Ik deed werkstraf maar ik ben geen dief (COLUMN)

Hallo. Ik wil even toelichten over wat ik laatst meemaakte bij mijn werkstraf in een bejaardencentrum te Oss. Ik was veroordeeld tot 120 uur werkstraf omdat bij mij thuis 35 wietplanten gevonden waren. Die had mijn zoon gekweekt.

Ik accepteerde wat de rechter me als straf oplegde en begon rond september via de Reclassering bij het bejaardencentrum met afwassen in de keuken. Ik heb een autobedrijf en kon daarom alleen de zondagen werken, wat uiteraard bij een bejaardencentrum goed uitkomt, want wie wil er nou graag op zondag werken?

Tot op de laatste dag heb ik hard gewerkt aan mijn taakstraf en ik was aardig en respectvol voor een ieder die daar werkte of aanwezig was. Vaak met de pauze communiceerden we over elkaars leven en ideeën. Je krijgt als personeel een soort band met elkaar. Elke week vroegen ze aan mij van heb je nog autos verkocht? Of hoe gaat het met je kinderen, enzovoort. Ik was daarom ook vaak geinteresseerd in wat er bij hun speelde, dat ik ook aandacht terug gaf.

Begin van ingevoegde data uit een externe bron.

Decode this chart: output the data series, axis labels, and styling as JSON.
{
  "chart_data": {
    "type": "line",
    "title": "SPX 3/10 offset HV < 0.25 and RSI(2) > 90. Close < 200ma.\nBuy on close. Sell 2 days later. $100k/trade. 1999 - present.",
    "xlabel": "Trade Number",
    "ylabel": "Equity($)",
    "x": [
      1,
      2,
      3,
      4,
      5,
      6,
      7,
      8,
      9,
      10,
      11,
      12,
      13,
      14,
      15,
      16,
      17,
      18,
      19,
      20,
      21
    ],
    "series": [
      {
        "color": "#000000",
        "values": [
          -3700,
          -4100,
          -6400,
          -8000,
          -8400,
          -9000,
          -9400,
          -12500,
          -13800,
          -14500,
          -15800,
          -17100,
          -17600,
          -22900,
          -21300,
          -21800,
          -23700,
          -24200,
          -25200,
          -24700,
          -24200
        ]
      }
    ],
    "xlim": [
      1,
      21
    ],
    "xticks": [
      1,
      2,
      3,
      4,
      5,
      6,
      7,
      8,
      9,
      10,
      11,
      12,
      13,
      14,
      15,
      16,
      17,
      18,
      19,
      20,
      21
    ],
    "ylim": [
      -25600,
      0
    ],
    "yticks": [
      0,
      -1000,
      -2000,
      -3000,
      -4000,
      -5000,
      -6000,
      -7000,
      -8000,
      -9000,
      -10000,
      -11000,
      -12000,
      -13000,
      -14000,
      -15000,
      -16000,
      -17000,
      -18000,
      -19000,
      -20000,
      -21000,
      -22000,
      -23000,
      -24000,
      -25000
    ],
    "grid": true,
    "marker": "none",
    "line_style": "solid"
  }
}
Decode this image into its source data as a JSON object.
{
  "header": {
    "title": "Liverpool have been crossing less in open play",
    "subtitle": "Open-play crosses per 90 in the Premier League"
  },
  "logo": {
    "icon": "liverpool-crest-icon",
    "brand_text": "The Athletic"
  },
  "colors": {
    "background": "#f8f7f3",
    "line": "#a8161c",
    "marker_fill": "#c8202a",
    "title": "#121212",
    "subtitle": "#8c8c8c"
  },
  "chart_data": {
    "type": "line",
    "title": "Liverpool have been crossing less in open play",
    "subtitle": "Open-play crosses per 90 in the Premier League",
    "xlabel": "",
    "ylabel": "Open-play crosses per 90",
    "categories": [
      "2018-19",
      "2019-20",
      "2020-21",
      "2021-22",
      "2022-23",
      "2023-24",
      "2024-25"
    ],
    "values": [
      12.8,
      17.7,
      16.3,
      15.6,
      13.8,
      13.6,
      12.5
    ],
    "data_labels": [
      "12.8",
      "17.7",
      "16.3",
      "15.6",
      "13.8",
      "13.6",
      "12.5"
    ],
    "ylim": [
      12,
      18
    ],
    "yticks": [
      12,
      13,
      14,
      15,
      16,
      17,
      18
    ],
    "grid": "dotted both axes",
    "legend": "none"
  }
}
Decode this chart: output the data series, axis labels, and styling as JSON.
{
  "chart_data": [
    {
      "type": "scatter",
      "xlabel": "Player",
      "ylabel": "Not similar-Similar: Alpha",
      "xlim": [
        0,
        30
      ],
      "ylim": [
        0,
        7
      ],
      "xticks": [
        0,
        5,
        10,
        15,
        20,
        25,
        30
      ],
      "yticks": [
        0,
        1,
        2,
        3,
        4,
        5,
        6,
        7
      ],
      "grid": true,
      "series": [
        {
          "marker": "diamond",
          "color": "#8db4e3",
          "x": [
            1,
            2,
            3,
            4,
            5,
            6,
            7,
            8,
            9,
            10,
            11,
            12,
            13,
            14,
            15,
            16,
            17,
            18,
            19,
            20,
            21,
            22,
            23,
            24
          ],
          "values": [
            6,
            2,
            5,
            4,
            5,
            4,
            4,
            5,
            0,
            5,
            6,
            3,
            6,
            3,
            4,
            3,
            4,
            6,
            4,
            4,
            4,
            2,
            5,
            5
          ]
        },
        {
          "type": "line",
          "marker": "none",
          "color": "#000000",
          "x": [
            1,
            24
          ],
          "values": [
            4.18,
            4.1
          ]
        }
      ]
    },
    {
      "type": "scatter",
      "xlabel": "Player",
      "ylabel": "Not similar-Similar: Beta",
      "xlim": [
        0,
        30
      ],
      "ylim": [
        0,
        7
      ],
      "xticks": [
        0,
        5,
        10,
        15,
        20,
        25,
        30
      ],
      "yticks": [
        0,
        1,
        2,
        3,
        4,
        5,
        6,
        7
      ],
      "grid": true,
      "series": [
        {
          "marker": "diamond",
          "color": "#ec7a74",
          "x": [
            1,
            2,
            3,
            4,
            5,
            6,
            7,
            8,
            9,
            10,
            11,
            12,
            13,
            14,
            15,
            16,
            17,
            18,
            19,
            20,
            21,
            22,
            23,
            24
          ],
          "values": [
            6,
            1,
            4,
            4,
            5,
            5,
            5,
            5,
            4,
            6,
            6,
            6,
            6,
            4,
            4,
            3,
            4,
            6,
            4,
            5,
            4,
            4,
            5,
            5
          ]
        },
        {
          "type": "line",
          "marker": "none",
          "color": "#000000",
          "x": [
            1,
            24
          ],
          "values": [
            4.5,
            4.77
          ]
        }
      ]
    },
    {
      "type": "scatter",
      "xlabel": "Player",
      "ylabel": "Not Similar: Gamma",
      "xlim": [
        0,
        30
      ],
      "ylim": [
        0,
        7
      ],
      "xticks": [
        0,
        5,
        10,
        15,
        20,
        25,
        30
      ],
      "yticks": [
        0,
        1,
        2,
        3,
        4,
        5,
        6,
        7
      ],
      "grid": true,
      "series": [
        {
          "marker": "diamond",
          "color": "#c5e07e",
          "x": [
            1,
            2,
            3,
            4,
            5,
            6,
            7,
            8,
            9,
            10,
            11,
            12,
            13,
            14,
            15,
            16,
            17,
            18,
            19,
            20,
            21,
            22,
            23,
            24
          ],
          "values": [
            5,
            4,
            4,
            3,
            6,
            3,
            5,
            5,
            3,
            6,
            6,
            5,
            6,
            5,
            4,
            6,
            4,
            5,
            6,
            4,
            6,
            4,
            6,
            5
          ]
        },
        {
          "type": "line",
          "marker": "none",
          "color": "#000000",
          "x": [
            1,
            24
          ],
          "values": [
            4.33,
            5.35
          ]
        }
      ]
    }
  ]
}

De laatste uren kwamen na veertien zondagen ten einde en het liep bijna tegen de kerst en er was ook een kerstbraderie geregeld binnen in het bejaardenhuis waar wat spulletjes verkocht werden. Ik nam zelf afscheid en gaf iedereen van het personeel een stevige handruk en ik was blij dat ik klaar was met mijn taakstraf. Dat zal rond 19.00 zijn geweest.

En nu komt het.

De volgende dag schrok me dood. Ik werd gebeld door de politie of ik me 0m 15.00 melden kon? Ze waren al bij mij thuis geweest, en omdat er niemand was zijn ze naar het huis van mijn invalide vader van 78 geweest. Met twee politiemannen en een politieauto stonden ze daar te bellen naar mij, want ik moest en zou naar het politiebureau in Oss komen om 15.00. Dus ik met een rotgang van Tilburg (van mijn autobedrijf) emotioneel overstuur naar Oss. Eenmaal aangekomen vroegen de heren agenten of ik naderhand nog terug geweest was bij het bejaardenhuis. Er was iets gestolen waarvan ik schijnbaar van verdacht was.

Ik vind het schandalig. Ik vind het respectloos. Het was gewoon nattevingerwerk. Wijzen naar mij omdat ik werkgestrafte was. Het was ook omdat ik gewoon gevraagd zou hebben: is er nog wat snoepgoed verkocht vandaag op de braderie? Of wat oude kleren. Het was een beleefde vraag omdat iedereen ook dit aan mij vroeg elke week: heb je nog wat autos verkocht? Ik ben onschuldig en ik wil excuus.

Ik vind het ook eng. Er zal eens iemand vermoord worden daar of verkracht zijn. Dan zat ik nu lekker onschuldig in mijn celletje. Ik ben woest en tot op het bot gekwetst. Iemand beschuldigingen is ook iemand kwetsen als diegene helemaal onschuldig is en netjes zijn werkstraf heeft afgemaakt. Ik wil dit uitgezocht hebben tot op de bodem. Ik ben daar nog geweest. Ze wilden me niet zeggen wat er was. Keken ze me zo schuin aan. Ik heb verder nooit meer iets van die diefstal gehoord.

Ik heb misschien in de toekomst wel familie in dat bejaardencentrum wonen. Als ik daar op bezoek zou zijn wil ik iedereen in de ogen kunnen kijken. Ik heb mijn best gedaan in mijn 120 uur en dan krijg ik dit als dank?

Ik heb zes keer gebeld met Kees bij de Reclassering. Ook die komt niet op voor me. Hij zegt dit is buiten mij om, ik kan niets voor je doen. Je moet bij de politie zijn.

Karaktermoord, zo voel ik het. Ik vind het echt belachelijk. Daarom kom ik op voor me zelf. Ik wil ook opkomen voor de werkgestraften. En ik wil iedereen waarschuwen die werkstraf gaat doen daar.